One thing Mariah has done extensively throughout the blog is draw attention to supposedly humourous articles and pictures that mock suicide and issues relating to it. Not that she finds them funny; she finds them unspeakably ill-informed and offensive. Some of the stuff is outrageous, but – and I am ashamed to admit this – there were some things she’d listed that I actually found really funny
Suicide is the absolute and irreversible pwnage of one’s self IRL…It is the equivalent of flipping over the Monopoly board. Contrary to popular belief, this also stops you from posting online.
(I’m not sourcing the link for the above, because some of the material therein is grossly offensive, ignorant bollocks, and indeed is possibly triggering. But the above paragraph actually made me laugh out loud).
I have a dark and twisted sense of humour – as most of my regular readers probably know – and I don’t make any apology for it particularly. Mental or otherwise, suicidal or otherwise, I often do find the ‘humour’ surrounding these issues – whether originally borne out of stigma, ignorance or something else entirely – to be amusing. Yet when I hear people in the pub or on a bus or something ripping the piss out of mentalism, I want to go over to them and smash their faces in.
A gay friend of mine (not Daniel nor Aaron – let’s call him Pete) once told me that he found a lot of piss-taking of gay and lesbian people to be funny, because it was ‘alright’ for him to think that.

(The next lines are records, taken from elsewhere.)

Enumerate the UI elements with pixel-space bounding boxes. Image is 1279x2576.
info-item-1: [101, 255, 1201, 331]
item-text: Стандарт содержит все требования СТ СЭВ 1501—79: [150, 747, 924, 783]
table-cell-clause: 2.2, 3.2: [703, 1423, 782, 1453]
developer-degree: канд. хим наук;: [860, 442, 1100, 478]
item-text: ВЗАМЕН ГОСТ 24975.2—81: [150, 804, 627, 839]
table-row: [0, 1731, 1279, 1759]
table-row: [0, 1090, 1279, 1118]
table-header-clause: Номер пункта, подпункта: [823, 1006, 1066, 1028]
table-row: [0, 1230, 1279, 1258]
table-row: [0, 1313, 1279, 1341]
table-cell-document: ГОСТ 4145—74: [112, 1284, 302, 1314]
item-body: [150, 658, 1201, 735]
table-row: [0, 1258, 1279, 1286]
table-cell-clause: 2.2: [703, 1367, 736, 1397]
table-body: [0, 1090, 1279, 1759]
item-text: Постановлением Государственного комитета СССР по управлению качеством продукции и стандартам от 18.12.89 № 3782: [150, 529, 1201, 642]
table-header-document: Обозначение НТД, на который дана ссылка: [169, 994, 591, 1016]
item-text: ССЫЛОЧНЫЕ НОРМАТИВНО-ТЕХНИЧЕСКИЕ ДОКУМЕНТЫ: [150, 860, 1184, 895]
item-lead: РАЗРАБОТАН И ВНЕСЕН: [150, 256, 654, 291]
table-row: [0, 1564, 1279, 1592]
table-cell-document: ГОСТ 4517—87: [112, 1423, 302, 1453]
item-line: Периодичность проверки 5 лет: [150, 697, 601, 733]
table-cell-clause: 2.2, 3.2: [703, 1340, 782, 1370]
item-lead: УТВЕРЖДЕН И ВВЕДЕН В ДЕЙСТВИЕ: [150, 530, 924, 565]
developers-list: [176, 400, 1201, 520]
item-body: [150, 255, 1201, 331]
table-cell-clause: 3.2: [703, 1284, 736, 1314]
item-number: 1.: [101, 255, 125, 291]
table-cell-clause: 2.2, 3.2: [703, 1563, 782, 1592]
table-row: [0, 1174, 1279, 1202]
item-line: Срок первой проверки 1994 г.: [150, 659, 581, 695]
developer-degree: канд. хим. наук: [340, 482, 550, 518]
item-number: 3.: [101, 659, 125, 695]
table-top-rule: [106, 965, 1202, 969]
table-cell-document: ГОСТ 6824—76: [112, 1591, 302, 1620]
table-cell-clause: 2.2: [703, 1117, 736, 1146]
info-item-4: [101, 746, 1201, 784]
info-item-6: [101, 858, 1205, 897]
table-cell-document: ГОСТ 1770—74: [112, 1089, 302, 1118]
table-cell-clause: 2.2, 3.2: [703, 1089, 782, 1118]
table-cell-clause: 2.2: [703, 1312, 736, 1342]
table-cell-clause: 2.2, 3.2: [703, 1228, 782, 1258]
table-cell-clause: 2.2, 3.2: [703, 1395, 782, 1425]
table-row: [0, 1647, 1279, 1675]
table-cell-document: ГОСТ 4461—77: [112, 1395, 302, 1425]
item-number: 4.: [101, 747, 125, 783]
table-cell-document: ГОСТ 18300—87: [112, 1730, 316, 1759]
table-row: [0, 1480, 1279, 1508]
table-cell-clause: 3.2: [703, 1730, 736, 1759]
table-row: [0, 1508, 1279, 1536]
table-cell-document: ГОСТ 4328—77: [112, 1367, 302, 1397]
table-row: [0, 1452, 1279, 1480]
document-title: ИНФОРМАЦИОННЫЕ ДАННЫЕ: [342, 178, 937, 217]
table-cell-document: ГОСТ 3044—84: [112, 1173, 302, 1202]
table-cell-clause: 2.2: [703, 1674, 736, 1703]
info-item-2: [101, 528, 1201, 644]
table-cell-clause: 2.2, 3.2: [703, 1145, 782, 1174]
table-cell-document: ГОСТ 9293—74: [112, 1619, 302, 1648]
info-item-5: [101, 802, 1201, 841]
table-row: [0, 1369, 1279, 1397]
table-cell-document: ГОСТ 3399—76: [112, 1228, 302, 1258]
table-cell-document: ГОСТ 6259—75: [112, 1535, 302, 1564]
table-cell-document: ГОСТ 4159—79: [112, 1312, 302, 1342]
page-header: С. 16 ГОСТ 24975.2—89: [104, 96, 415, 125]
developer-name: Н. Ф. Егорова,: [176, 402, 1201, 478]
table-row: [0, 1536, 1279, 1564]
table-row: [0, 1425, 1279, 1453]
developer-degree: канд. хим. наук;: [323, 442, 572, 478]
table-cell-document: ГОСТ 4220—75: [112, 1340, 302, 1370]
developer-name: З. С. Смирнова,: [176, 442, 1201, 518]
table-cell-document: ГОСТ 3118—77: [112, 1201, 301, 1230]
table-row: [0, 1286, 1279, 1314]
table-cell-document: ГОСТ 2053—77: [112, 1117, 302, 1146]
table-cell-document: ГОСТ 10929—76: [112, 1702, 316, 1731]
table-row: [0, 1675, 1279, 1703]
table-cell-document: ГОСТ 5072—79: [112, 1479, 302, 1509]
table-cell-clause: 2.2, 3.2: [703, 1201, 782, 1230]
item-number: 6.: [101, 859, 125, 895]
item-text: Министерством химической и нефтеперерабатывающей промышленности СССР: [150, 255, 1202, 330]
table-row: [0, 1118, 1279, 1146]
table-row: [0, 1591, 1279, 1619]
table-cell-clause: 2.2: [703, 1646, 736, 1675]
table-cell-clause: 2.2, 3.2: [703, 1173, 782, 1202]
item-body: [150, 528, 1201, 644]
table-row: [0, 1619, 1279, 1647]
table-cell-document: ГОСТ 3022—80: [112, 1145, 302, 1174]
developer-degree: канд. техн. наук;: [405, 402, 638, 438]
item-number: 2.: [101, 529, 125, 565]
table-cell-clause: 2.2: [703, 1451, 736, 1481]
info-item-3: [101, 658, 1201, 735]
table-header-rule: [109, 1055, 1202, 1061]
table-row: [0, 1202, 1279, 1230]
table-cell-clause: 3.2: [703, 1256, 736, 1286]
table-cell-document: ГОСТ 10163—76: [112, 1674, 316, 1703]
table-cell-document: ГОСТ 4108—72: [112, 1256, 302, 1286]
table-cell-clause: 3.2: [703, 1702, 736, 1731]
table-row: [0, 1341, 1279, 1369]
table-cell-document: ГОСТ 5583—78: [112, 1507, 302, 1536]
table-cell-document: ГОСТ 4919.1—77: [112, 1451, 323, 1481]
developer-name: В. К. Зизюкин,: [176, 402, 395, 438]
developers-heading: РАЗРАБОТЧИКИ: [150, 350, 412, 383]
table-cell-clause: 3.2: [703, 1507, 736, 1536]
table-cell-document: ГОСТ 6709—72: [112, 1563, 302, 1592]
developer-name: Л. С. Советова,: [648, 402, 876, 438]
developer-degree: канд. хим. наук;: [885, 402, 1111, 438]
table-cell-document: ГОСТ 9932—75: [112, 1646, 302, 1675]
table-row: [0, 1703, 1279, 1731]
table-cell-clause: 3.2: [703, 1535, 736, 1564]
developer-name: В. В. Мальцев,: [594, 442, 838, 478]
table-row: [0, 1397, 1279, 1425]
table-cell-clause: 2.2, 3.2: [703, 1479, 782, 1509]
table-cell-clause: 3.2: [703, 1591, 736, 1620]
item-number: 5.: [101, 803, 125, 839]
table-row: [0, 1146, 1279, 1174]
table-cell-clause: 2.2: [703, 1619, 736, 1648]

When I sought clarification on his meaning, he told me that as I am heterosexual, I didn’t have any right to ‘claim’ such humour, but that he as a homosexual did. I enquired as to whether or not Pete saw the hypocrisy of this; ‘one rule for me, one for everyone else’. He waved a hand dismissively and changed the subject.
Am I the very thing that I derided in the previous paragraph? Or is it genuinely more ‘OK’ for the mentally ill amongst us to poke fun at our conditions and their symptoms, prognoses etc than everyone else, merely because we understand the issues better? In that regard, was Pete not a hypocrite – did he simply understand gay issues more than the likes of me ever could?
Do the jokes of those not within the specific demographic represented in a punchline make the jokers ignorant or stigmatising? Or can they too – at least in some cases – understand the issues about which they joke, and wish to laugh with us and not at us, in whatever blithe or morose kind of fashion that that may be?
If we (or I) can find justification for finding certain dark things amusing, where do we draw the line between irreverent, near-the-knuckle humour and defiling, potentially damaging, offensiveness?
This is mostly rhetorical, and I doubt I’ll ever have any answers. Still, if you have any thoughts, enquiring minds (and this one) would be glad to hear them.